When a user attempts to access a file or directory, access to the server is allowed or denied depending on the permissions assigned to that user.

Understanding UNIX System Access Permissions

You can use the udir command to check the current UNIX system access permissions of any file or directory. The Modes column of the udir command shows the UNIX system access permissions for each file and directory. These access permissions are displayed as three sets of three access permissions each. The first set shows the user/owner access permissions. The second set shows the group access permissions. The third set shows the access permissions provided to other UNIX system users. Following are the access permissions abbreviations and their meanings:

Permission	Description
r	Permission to display or read the file or directory.
w	Permission to modify or write to the file or to create or remove files in the directory.
x	Permission to execute the file or move to the directory. Client application files do not need execute permission because they execute under the client computer's operating system, not the UNIX system.
-	The relevant permission is denied.
l	Mandatory locking is enabled.

The following access permissions rarely appear in a display but are described here for completeness:

Permission	Description
s	Whenever a file with this permission is executed, regardless of who executes it, the invoked process takes on the identity of the file's owner (or group) for the duration of the execution.
t	If space is available, a text file with this permission stays in swap space after execution. This permission speeds UNIX system program loading.

Changing UNIX System Access Permissions

You can use the uchmod command from a client computer to change the UNIX system access permissions for files and directories.

With the uchmod command, you enter only the access permissions you want to change. You do not have to enter all of the permission characters.

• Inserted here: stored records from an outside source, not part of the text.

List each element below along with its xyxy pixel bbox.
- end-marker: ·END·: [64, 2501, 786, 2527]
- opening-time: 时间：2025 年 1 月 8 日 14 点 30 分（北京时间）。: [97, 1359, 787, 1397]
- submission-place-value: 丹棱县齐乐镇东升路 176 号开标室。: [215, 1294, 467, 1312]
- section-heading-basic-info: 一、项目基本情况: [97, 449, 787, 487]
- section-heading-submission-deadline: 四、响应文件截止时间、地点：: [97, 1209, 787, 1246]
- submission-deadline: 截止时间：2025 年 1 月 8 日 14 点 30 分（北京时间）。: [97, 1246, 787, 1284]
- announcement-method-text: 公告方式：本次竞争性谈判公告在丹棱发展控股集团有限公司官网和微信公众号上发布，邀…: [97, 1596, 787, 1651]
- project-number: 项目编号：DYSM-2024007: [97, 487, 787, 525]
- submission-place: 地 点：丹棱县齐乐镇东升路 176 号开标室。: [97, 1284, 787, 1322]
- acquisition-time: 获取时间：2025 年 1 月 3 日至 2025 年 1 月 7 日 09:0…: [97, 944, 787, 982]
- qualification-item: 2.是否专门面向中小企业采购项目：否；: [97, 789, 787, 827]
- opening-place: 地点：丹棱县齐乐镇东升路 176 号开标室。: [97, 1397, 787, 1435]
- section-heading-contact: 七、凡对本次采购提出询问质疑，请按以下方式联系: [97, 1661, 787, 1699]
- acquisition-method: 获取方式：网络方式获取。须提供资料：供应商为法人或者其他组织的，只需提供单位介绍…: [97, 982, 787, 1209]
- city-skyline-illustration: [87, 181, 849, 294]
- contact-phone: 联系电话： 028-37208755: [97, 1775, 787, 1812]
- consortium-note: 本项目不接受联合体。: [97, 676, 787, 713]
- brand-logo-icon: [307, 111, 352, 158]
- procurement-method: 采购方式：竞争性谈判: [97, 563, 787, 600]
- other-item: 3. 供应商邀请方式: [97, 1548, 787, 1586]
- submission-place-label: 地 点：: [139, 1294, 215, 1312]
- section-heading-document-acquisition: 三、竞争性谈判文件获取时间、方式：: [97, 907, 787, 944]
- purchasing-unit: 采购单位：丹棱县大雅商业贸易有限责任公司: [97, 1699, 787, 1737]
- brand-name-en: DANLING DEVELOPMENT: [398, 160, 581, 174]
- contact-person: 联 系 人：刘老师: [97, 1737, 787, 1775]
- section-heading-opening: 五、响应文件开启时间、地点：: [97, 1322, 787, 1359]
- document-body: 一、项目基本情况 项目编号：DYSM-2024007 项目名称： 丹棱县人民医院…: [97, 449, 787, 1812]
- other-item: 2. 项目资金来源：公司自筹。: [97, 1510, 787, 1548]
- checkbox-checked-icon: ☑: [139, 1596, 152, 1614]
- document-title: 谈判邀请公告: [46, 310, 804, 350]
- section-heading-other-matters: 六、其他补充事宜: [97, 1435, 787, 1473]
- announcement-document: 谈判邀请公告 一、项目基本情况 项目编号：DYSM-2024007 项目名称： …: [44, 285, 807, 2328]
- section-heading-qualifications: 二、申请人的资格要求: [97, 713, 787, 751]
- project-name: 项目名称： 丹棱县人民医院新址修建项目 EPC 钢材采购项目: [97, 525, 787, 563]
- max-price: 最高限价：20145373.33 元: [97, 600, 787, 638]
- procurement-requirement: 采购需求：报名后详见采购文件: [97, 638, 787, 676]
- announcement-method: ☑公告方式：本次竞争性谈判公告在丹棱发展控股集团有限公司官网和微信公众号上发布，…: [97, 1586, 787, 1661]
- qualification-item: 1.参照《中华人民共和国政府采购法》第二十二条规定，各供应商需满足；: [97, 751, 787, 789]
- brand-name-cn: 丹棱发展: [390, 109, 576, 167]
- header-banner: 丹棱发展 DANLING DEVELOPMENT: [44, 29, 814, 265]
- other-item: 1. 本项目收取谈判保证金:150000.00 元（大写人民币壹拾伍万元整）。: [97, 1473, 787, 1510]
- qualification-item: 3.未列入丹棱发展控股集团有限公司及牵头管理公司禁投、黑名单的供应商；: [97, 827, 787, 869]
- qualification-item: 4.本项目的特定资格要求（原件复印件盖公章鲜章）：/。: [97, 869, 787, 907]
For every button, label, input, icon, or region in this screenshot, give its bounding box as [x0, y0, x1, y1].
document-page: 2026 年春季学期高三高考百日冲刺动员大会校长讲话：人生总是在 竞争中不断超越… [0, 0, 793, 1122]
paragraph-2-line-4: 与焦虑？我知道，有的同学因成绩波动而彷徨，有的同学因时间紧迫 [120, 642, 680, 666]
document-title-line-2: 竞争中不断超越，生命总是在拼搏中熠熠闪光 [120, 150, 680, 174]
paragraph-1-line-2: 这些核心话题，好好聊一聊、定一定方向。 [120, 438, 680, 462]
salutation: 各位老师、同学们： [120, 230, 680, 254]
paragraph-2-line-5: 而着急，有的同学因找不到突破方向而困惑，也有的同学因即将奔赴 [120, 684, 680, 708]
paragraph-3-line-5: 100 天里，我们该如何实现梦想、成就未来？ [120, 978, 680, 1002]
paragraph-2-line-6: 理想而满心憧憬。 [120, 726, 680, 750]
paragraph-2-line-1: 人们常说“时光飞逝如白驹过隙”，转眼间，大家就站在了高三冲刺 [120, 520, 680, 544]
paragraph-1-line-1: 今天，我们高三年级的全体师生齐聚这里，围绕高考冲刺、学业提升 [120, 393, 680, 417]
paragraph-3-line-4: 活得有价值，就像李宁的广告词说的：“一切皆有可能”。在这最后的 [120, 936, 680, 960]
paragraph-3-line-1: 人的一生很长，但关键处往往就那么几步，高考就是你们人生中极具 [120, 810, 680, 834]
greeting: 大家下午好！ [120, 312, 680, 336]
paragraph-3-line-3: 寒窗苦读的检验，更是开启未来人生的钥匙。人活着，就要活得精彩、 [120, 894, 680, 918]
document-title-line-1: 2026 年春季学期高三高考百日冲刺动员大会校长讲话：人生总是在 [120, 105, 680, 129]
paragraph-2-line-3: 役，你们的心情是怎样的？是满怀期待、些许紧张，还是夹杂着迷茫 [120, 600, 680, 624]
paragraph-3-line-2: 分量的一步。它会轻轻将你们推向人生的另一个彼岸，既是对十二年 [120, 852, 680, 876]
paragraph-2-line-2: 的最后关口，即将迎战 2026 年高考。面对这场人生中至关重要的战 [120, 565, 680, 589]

For example, to change the write permission on a file named budget so that it cannot be modified, you would enter the following command:

uchmod -w budget

Maintaining Permissions for Specific Files

Some programs, such as Microsoft Word, maintain temporary files by renaming the source file to a temporary name. Then, when the user saves the file, these programs create a new file with the name of the source file. The temporary file is then deleted.

The permissions that have been assigned to a specific file are not assigned to the new file which has the same file name. These permissions apply only to the original file which was renamed to the temporary file name and then deleted. The updated file is treated as a completely new file by Advanced Server which means it inherits the permissions of the directory in which it resides.

Files that are likely to go through this kind of updating process should be maintained in directories that have the permissions you want these files to inherit.

Tighten File Security when CreateUnixUser=0

When the value CreateUnixUser is set to 0 in the registry, HP-UX accounts are not created for AS/U users. When such a user creates a new file from a down level client (Windows 3.1 or Word for Windows), the file will be owned by the HP-UX user lmworld.

AS/U treats files owned by lmworld as owned by the server user SYSTEM. This prevents users, other than those who have explicit permissions to do so, from taking ownership or modifying permissions for such files.